The Survivors Club, by Ben Sherwood.

Finished this, last week. Have been mulling over whether to recommend it or not. Some aspects of what he's trying to do with this book - determine what separates people (like us) who survive bad situations/trauma from the people who don't - seemed a little contrived and sorta beside the point. He's a journalist, first off - but he makes a point of directly interviewing and presenting the point of view of scientists, psychologists, religious folk, and of course, people who've survived some awful things. There's even an online test that's supposed to determine which 3 of 12 survivor traits are your strongest, in conjunction with the book. I found the test a bit long, but the result pretty self-soothing (even though I didn't agree completely with the results). It's sorta like the Meyers-Briggs - except it's your survivor personality. And there was one result I seriously questioned... it was contradictory... but that may have something to do with inner/outerness... the duality of public/private personalities that I think is actually a positive artifact of "surviving" for myself; but it does cause problems!

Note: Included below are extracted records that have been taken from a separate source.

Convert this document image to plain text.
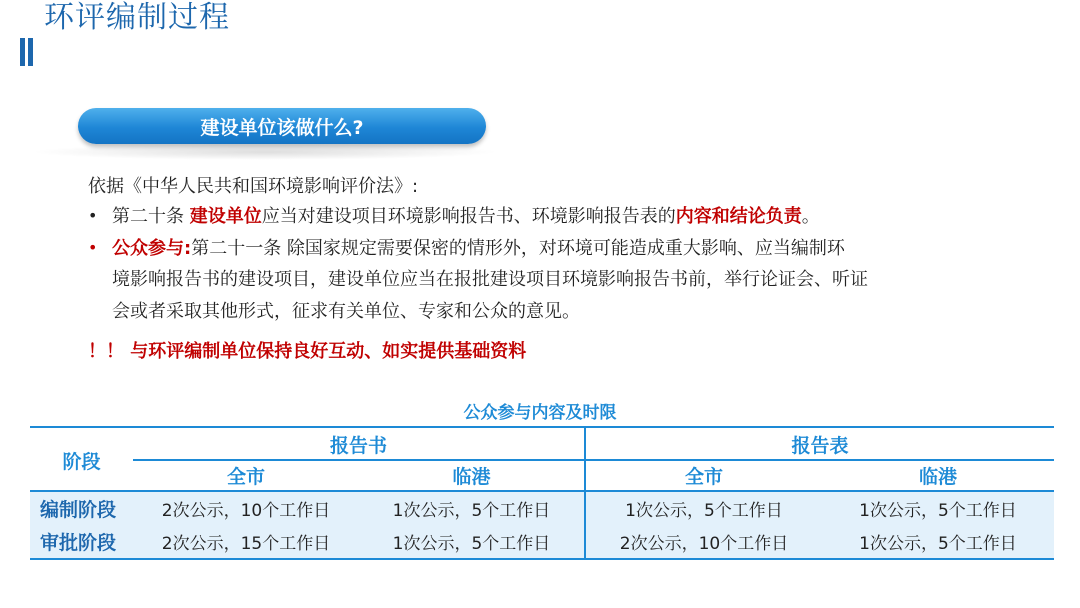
环评编制过程
建设单位该做什么?
依据《中华人民共和国环境影响评价法》:
• 第二十条 建设单位应当对建设项目环境影响报告书、环境影响报告表的内容和结论负责。
• 公众参与:第二十一条 除国家规定需要保密的情形外，对环境可能造成重大影响、应当编制环
境影响报告书的建设项目，建设单位应当在报批建设项目环境影响报告书前，举行论证会、听证
会或者采取其他形式，征求有关单位、专家和公众的意见。
！！ 与环评编制单位保持良好互动、如实提供基础资料
公众参与内容及时限
阶段
报告书	报告表
全市	临港	全市	临港
编制阶段	2次公示，10个工作日	1次公示，5个工作日	1次公示，5个工作日	1次公示，5个工作日
审批阶段	2次公示，15个工作日	1次公示，5个工作日	2次公示，10个工作日	1次公示，5个工作日
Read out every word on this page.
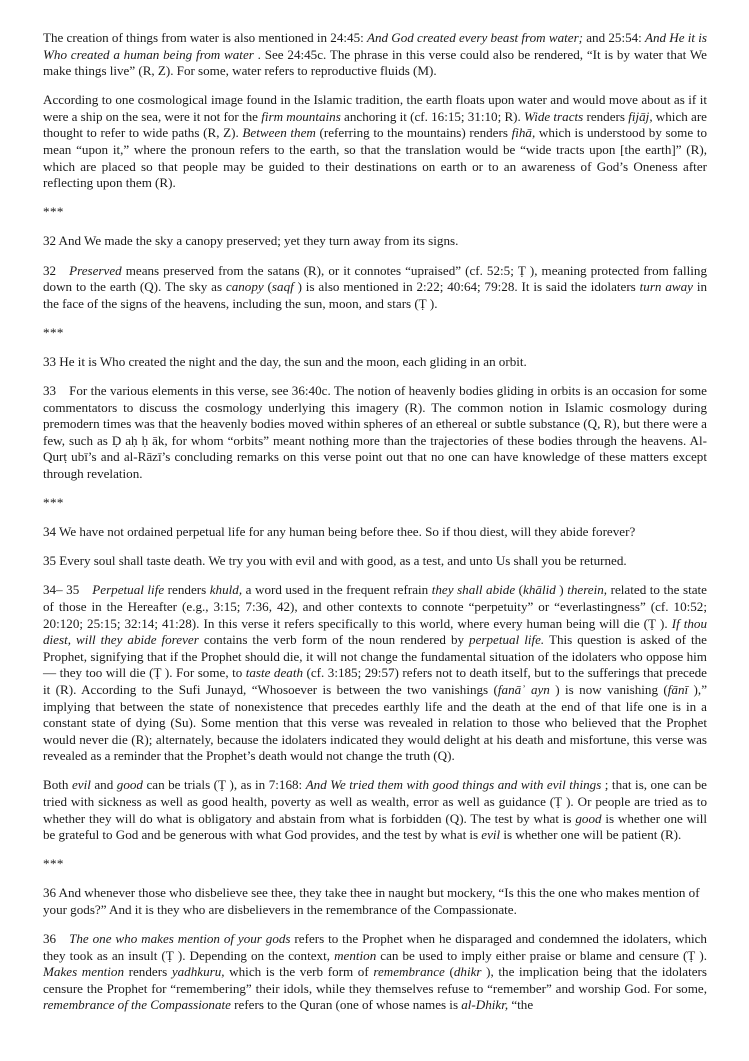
The creation of things from water is also mentioned in 24:45: And God created every beast from water; and 25:54: And He it is Who created a human being from water . See 24:45c. The phrase in this verse could also be rendered, “It is by water that We make things live” (R, Z). For some, water refers to reproductive fluids (M).

According to one cosmological image found in the Islamic tradition, the earth floats upon water and would move about as if it were a ship on the sea, were it not for the firm mountains anchoring it (cf. 16:15; 31:10; R). Wide tracts renders fijāj, which are thought to refer to wide paths (R, Z). Between them (referring to the mountains) renders fihā, which is understood by some to mean “upon it,” where the pronoun refers to the earth, so that the translation would be “wide tracts upon [the earth]” (R), which are placed so that people may be guided to their destinations on earth or to an awareness of God’s Oneness after reflecting upon them (R).

***

32 And We made the sky a canopy preserved; yet they turn away from its signs.

32 Preserved means preserved from the satans (R), or it connotes “upraised” (cf. 52:5; Ṭ ), meaning protected from falling down to the earth (Q). The sky as canopy (saqf ) is also mentioned in 2:22; 40:64; 79:28. It is said the idolaters turn away in the face of the signs of the heavens, including the sun, moon, and stars (Ṭ ).

***

33 He it is Who created the night and the day, the sun and the moon, each gliding in an orbit.

33 For the various elements in this verse, see 36:40c. The notion of heavenly bodies gliding in orbits is an occasion for some commentators to discuss the cosmology underlying this imagery (R). The common notion in Islamic cosmology during premodern times was that the heavenly bodies moved within spheres of an ethereal or subtle substance (Q, R), but there were a few, such as Ḍ aḥ ḥ āk, for whom “orbits” meant nothing more than the trajectories of these bodies through the heavens. Al-Qurṭ ubī’s and al-Rāzī’s concluding remarks on this verse point out that no one can have knowledge of these matters except through revelation.

***

34 We have not ordained perpetual life for any human being before thee. So if thou diest, will they abide forever?

35 Every soul shall taste death. We try you with evil and with good, as a test, and unto Us shall you be returned.

34– 35 Perpetual life renders khuld, a word used in the frequent refrain they shall abide (khālid ) therein, related to the state of those in the Hereafter (e.g., 3:15; 7:36, 42), and other contexts to connote “perpetuity” or “everlastingness” (cf. 10:52; 20:120; 25:15; 32:14; 41:28). In this verse it refers specifically to this world, where every human being will die (Ṭ ). If thou diest, will they abide forever contains the verb form of the noun rendered by perpetual life. This question is asked of the Prophet, signifying that if the Prophet should die, it will not change the fundamental situation of the idolaters who oppose him— they too will die (Ṭ ). For some, to taste death (cf. 3:185; 29:57) refers not to death itself, but to the sufferings that precede it (R). According to the Sufi Junayd, “Whosoever is between the two vanishings (fanāʾ ayn ) is now vanishing (fānī ),” implying that between the state of nonexistence that precedes earthly life and the death at the end of that life one is in a constant state of dying (Su). Some mention that this verse was revealed in relation to those who believed that the Prophet would never die (R); alternately, because the idolaters indicated they would delight at his death and misfortune, this verse was revealed as a reminder that the Prophet’s death would not change the truth (Q).

Both evil and good can be trials (Ṭ ), as in 7:168: And We tried them with good things and with evil things ; that is, one can be tried with sickness as well as good health, poverty as well as wealth, error as well as guidance (Ṭ ). Or people are tried as to whether they will do what is obligatory and abstain from what is forbidden (Q). The test by what is good is whether one will be grateful to God and be generous with what God provides, and the test by what is evil is whether one will be patient (R).

***

36 And whenever those who disbelieve see thee, they take thee in naught but mockery, “Is this the one who makes mention of your gods?” And it is they who are disbelievers in the remembrance of the Compassionate.

36 The one who makes mention of your gods refers to the Prophet when he disparaged and condemned the idolaters, which they took as an insult (Ṭ ). Depending on the context, mention can be used to imply either praise or blame and censure (Ṭ ). Makes mention renders yadhkuru, which is the verb form of remembrance (dhikr ), the implication being that the idolaters censure the Prophet for “remembering” their idols, while they themselves refuse to “remember” and worship God. For some, remembrance of the Compassionate refers to the Quran (one of whose names is al-Dhikr, “the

Anyhoo, while reading the book, I realized that it expanded my understanding of what surviving is... it gave me another perspective from which to view my own "story". Another way to think about it, than from the purely personal, emotional point of view. I decided to share because I think one of our biggest "issues" while healing, is that separated - "I'm not like anyone else" - "no one will understand" - kind of feeling. In the survivor's stories and what they thought helped them through... I could see bits & pieces of my own experience. Collectively, those stories and his summaries, sort set the criteria for another  - what I call plateau - of fitting an experience into my life story; being at peace with it; and letting it fade out in importance - yet still inform my future self(s).

It reads like a collection of adventure stories, with analysis of the experience added in too. Then the meta-analysis provides a simple coherent picture... it's not a definitive "how-to" get better book by any means. But it has a lot in it, that I think we can apply to our own situations and maybe even reveal something important about us, that just didn't get talked about in T... or here... or even in our inner ramblings to ourselves.

Amazon has both the print and the e-book.
Success is never final, failure is never fatal.